As many as 80 percent of the girls in some states’ juvenile justice systems have a history of sexual or physical abuse, according to a report released Thursday. The report, a rare examination of their plight, recommends that girls who have been sexually trafficked no longer be arrested on prostitution charges.
The study, “The Sexual Abuse to Prison Pipeline: The Girls’ Story,” found that sexual abuse was among the primary predictors of girls’ involvement with juvenile justice systems, but that the systems were ill-equipped to identify or treat the problem.
“Our girls, and especially our girls at the margins, are suffering, and what the study shows is how violence is part of their lives and how the response is criminalization,” said Malika Saada Saar, the executive director of the Human Rights Project for Girls, a Washington-based organization that conducted the research with the Georgetown Law Center on Poverty and Inequality and the Ms. Foundation for Women.
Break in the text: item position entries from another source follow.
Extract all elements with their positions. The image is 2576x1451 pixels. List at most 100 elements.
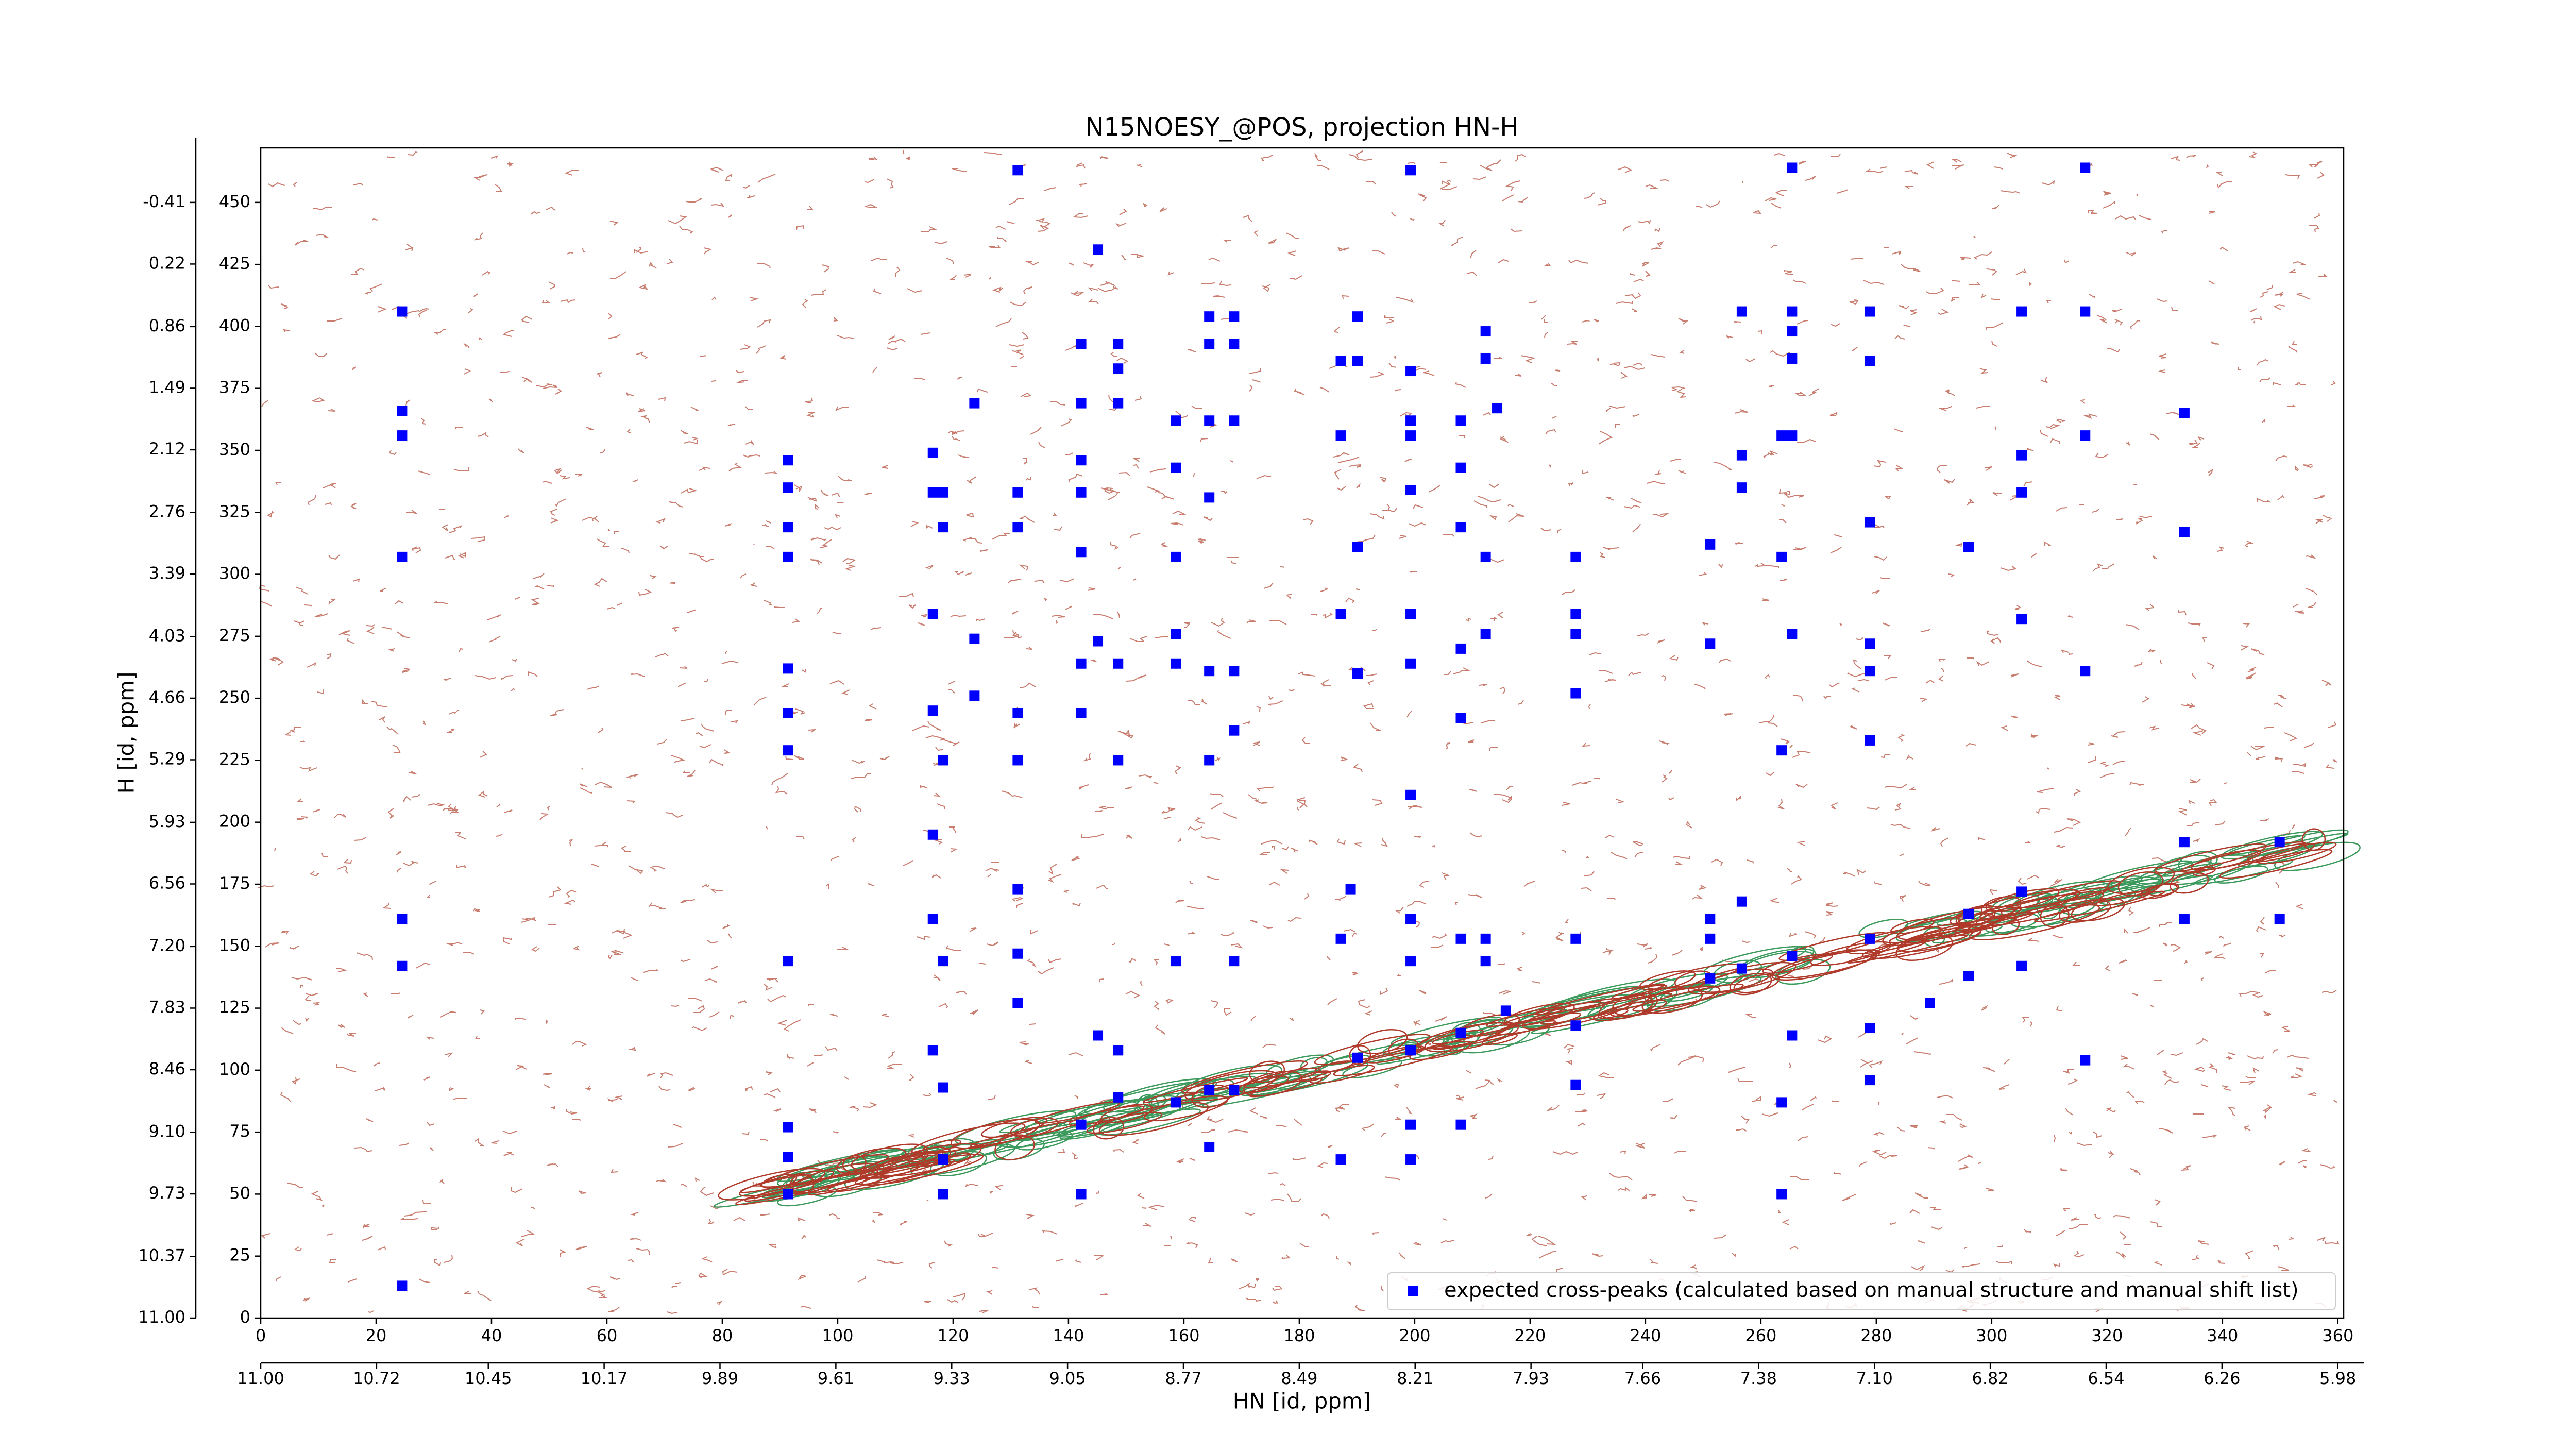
x2-tick-label: 7.10 <box>1856 1369 1893 1388</box>
y-tick-label: 325 <box>219 501 250 521</box>
cross-peak-marker <box>1480 551 1491 562</box>
cross-peak-marker <box>1012 755 1023 766</box>
x-tick-label: 280 <box>1860 1326 1892 1345</box>
cross-peak-marker <box>1345 884 1356 895</box>
y-tick-label: 150 <box>219 935 250 955</box>
cross-peak-marker <box>1204 311 1215 322</box>
cross-peak-marker <box>1705 539 1716 550</box>
cross-peak-marker <box>783 482 793 493</box>
cross-peak-marker <box>397 960 408 971</box>
x-tick-label: 360 <box>2322 1326 2353 1345</box>
cross-peak-marker <box>1736 450 1747 461</box>
cross-peak-marker <box>1570 551 1581 562</box>
cross-peak-marker <box>397 914 408 924</box>
cross-peak-marker <box>783 1122 793 1133</box>
cross-peak-marker <box>1012 884 1023 895</box>
cross-peak-marker <box>1480 629 1491 639</box>
cross-peak-marker <box>2016 614 2027 625</box>
cross-peak-marker <box>1229 1085 1240 1095</box>
cross-peak-marker <box>1405 430 1416 441</box>
y-tick-label: 75 <box>229 1121 250 1141</box>
cross-peak-marker <box>1204 755 1215 766</box>
cross-peak-marker <box>1787 951 1798 961</box>
cross-peak-marker <box>1455 1027 1466 1038</box>
x2-tick-label: 8.77 <box>1165 1369 1201 1388</box>
cross-peak-marker <box>2016 306 2027 317</box>
x-tick-label: 80 <box>712 1326 733 1345</box>
y-tick-label: 225 <box>219 749 250 769</box>
cross-peak-marker <box>783 522 793 533</box>
cross-peak-marker <box>397 406 408 416</box>
cross-peak-marker <box>1204 415 1215 426</box>
cross-peak-marker <box>1352 1052 1363 1063</box>
cross-peak-marker <box>1335 609 1346 619</box>
cross-peak-marker <box>1455 522 1466 533</box>
cross-peak-marker <box>938 1082 948 1093</box>
cross-peak-marker <box>1570 1079 1581 1090</box>
cross-peak-marker <box>1012 708 1023 719</box>
cross-peak-marker <box>2080 666 2091 677</box>
cross-peak-marker <box>1455 933 1466 944</box>
cross-peak-marker <box>1776 1097 1787 1108</box>
cross-peak-marker <box>1480 353 1491 364</box>
cross-peak-marker <box>1455 713 1466 723</box>
diagonal-contours-negative <box>718 828 2337 1205</box>
cross-peak-marker <box>1093 1030 1104 1041</box>
cross-peak-marker <box>1012 165 1023 176</box>
cross-peak-marker <box>1171 1097 1181 1108</box>
y-tick-label: 125 <box>219 998 250 1017</box>
noise-contours <box>258 149 2340 1314</box>
cross-peak-marker <box>783 956 793 967</box>
cross-peak-marker <box>938 956 948 967</box>
cross-peak-marker <box>1405 609 1416 619</box>
cross-peak-marker <box>1405 789 1416 800</box>
cross-peak-marker <box>1570 688 1581 699</box>
chart-title: N15NOESY_@POS, projection HN-H <box>1086 113 1519 142</box>
cross-peak-marker <box>2016 487 2027 498</box>
cross-peak-marker <box>2179 527 2190 537</box>
cross-peak-marker <box>1865 1075 1875 1086</box>
y-tick-label: 250 <box>219 687 250 707</box>
legend-box <box>1387 1272 2336 1310</box>
x-tick-label: 180 <box>1283 1326 1315 1345</box>
cross-peak-marker <box>1076 658 1087 669</box>
y-tick-label: 300 <box>219 564 250 583</box>
cross-peak-marker <box>1570 629 1581 639</box>
x-axis-label: HN [id, ppm] <box>1233 1389 1371 1414</box>
y2-tick-label: 9.10 <box>149 1121 185 1141</box>
x2-tick-label: 9.61 <box>818 1369 854 1388</box>
cross-peak-marker <box>1787 326 1798 337</box>
cross-peak-marker <box>2274 837 2285 848</box>
cross-peak-marker <box>1924 998 1935 1008</box>
y2-tick-label: 10.37 <box>138 1245 185 1265</box>
cross-peak-marker <box>1076 339 1087 349</box>
cross-peak-marker <box>927 1045 938 1056</box>
cross-peak-marker <box>1171 462 1181 473</box>
cross-peak-marker <box>1113 658 1124 669</box>
cross-peak-marker <box>2016 886 2027 897</box>
cross-peak-marker <box>1405 658 1416 669</box>
y-tick-label: 0 <box>240 1307 250 1327</box>
y2-tick-label: 11.00 <box>138 1307 185 1327</box>
cross-peak-marker <box>1352 356 1363 366</box>
y-tick-label: 425 <box>219 254 250 273</box>
cross-peak-marker <box>1736 896 1747 907</box>
y-tick-label: 100 <box>219 1059 250 1079</box>
cross-peak-marker <box>1171 415 1181 426</box>
y-tick-label: 450 <box>219 192 250 211</box>
x2-tick-label: 8.21 <box>1397 1369 1433 1388</box>
cross-peak-marker <box>1076 547 1087 558</box>
cross-peak-marker <box>1865 666 1875 677</box>
x-tick-label: 40 <box>481 1326 502 1345</box>
cross-peak-marker <box>1113 339 1124 349</box>
cross-peak-marker <box>1405 1045 1416 1056</box>
cross-peak-marker <box>1787 430 1798 441</box>
x-tick-label: 240 <box>1630 1326 1661 1345</box>
cross-peak-marker <box>2080 306 2091 317</box>
cross-peak-marker <box>1455 462 1466 473</box>
cross-peak-marker <box>783 551 793 562</box>
cross-peak-marker <box>1076 487 1087 498</box>
plot-frame <box>260 147 2345 1319</box>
The report’s authors say that girls involved in criminal behavior receive far less public attention than boys because there are far fewer girls in juvenile detention centers and because crimes committed by girls do not usually involve violence.
Laws in many states allow the police to arrest girls as young as 13 on prostitution charges, even when they are victims of sex trafficking. The report says the policy of incarcerating girls at young ages for prostitution, as well as on suspicion of truancy and running away, leads to profound mistrust of the criminal justice system and, often, more arrests.
“When law enforcement views girls as perpetrators, and when their cases are not dismissed or diverted but sent deeper into the justice system, the cost is twofold: Girls’ abusers are shielded from accountability, and the trauma that is the underlying cause of the behavior is not addressed,” the report says.